United, they headed down the Ohio to the Mississippi, then upriver to a place just past St. Louis right across from the mouth of the Missouri in Illinois, where they wintered over in 1803-1804. Back to Top

The cast (so to speak) of The Corps of Discovery wasn't complete until they arrived at the Mandan Villages in late 1804, where they built a fort and wintered over. Here they picked up a mediocre guide by the name of Charbonneau, and was pretty much tolerated only because he had a wife named Sacagawea (and one should note a pregnant Sacagawea), who could speak a couple of different native dialects and could translate for the party.

So we can sum up the story so far. They have travelled some 1000 miles up the Missouri River. About halfway, they lost Sergeant Charles Floyd in Iowa by natural causes. (Most likely a burst appendix, fatal in the day.) They will winter over at a spot next to the Missouri River approximately 40 miles North of what is now Bismarck, North Dakota. They will build a fort named Fort Mandan after the local tribe that welcomed them here, and endure temperatures of -40 degrees Fahrenheit during the coldest nights. No indoor plumbing, remember, and there were 10 to 15 grown men in the enlisted quarters, so no privacy.

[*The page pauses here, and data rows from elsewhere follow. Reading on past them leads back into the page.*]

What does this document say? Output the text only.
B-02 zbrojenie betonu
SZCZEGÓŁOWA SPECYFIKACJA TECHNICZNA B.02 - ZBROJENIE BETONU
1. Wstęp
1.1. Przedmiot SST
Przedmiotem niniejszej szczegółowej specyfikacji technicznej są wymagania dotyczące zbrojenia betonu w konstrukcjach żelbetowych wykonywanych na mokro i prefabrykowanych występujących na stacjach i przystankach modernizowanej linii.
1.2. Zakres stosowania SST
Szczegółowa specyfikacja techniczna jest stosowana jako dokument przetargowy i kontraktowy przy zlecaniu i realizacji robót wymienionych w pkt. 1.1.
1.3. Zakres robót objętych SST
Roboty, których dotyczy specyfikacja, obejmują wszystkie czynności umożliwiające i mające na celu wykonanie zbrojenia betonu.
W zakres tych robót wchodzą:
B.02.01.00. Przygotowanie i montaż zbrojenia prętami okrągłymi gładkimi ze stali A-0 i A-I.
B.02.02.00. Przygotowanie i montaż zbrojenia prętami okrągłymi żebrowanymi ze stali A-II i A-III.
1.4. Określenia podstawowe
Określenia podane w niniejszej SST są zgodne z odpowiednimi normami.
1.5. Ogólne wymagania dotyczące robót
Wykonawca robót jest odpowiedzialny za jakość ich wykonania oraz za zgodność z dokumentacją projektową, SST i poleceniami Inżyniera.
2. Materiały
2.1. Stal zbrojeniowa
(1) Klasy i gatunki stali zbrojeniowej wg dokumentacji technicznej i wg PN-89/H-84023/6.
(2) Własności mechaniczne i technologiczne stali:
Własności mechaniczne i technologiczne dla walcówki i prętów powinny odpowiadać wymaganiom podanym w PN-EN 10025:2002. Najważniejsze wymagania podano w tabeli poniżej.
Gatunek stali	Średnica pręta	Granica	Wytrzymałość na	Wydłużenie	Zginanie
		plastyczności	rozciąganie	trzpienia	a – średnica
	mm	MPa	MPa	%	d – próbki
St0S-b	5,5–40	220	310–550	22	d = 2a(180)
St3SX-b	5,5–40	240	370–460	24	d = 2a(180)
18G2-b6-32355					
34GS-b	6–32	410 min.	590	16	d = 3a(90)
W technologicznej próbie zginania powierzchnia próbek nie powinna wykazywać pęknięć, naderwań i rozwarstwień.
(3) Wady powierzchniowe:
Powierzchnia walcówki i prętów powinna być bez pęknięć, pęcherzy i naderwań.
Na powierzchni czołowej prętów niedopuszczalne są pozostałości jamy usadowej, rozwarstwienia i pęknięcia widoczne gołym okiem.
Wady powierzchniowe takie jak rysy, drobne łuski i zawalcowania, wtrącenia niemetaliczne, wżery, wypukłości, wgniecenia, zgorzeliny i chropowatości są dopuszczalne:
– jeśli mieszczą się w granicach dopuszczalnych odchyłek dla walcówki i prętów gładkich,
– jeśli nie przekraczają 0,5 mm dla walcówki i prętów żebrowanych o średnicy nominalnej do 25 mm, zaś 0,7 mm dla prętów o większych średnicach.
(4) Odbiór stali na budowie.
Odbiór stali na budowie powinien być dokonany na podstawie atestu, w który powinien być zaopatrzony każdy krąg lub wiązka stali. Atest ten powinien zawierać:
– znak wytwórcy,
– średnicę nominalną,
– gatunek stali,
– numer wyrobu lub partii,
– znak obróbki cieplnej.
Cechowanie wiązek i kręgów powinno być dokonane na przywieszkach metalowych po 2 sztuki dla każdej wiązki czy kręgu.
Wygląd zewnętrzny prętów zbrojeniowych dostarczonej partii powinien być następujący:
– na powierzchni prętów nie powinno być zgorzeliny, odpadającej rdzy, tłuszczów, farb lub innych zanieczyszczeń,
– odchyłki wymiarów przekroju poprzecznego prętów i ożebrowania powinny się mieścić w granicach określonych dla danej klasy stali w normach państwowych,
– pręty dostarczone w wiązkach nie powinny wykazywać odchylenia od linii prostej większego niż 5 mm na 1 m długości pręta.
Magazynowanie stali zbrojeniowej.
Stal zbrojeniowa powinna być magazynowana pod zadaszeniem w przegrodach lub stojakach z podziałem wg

In the Spring of 1805, after the ice has broken up on the river, the keel boat which has been the main support vessel for the Corps, will be sent back to St. Louis with the samples of flora and fauna collected so far. The Corps would travel mostly by canoe now, as the river became shallower and less navigable for a large bottomed boat. Back to Top

Interpretive/Visitor's Centers

For the 200th anniversary of the Corps of Discovery's journey, Lewis and Clark interpretive centers have sprung up all along the route, either new buildings or spiffed up existing ones, from Saint Louis to the Pacific Ocean.

While I might joke that all the interpretive centers have the same stuff, I'll still point out that each one is worth a visit, if you have the time. Each has a specific focus on what the Corps did in the local area.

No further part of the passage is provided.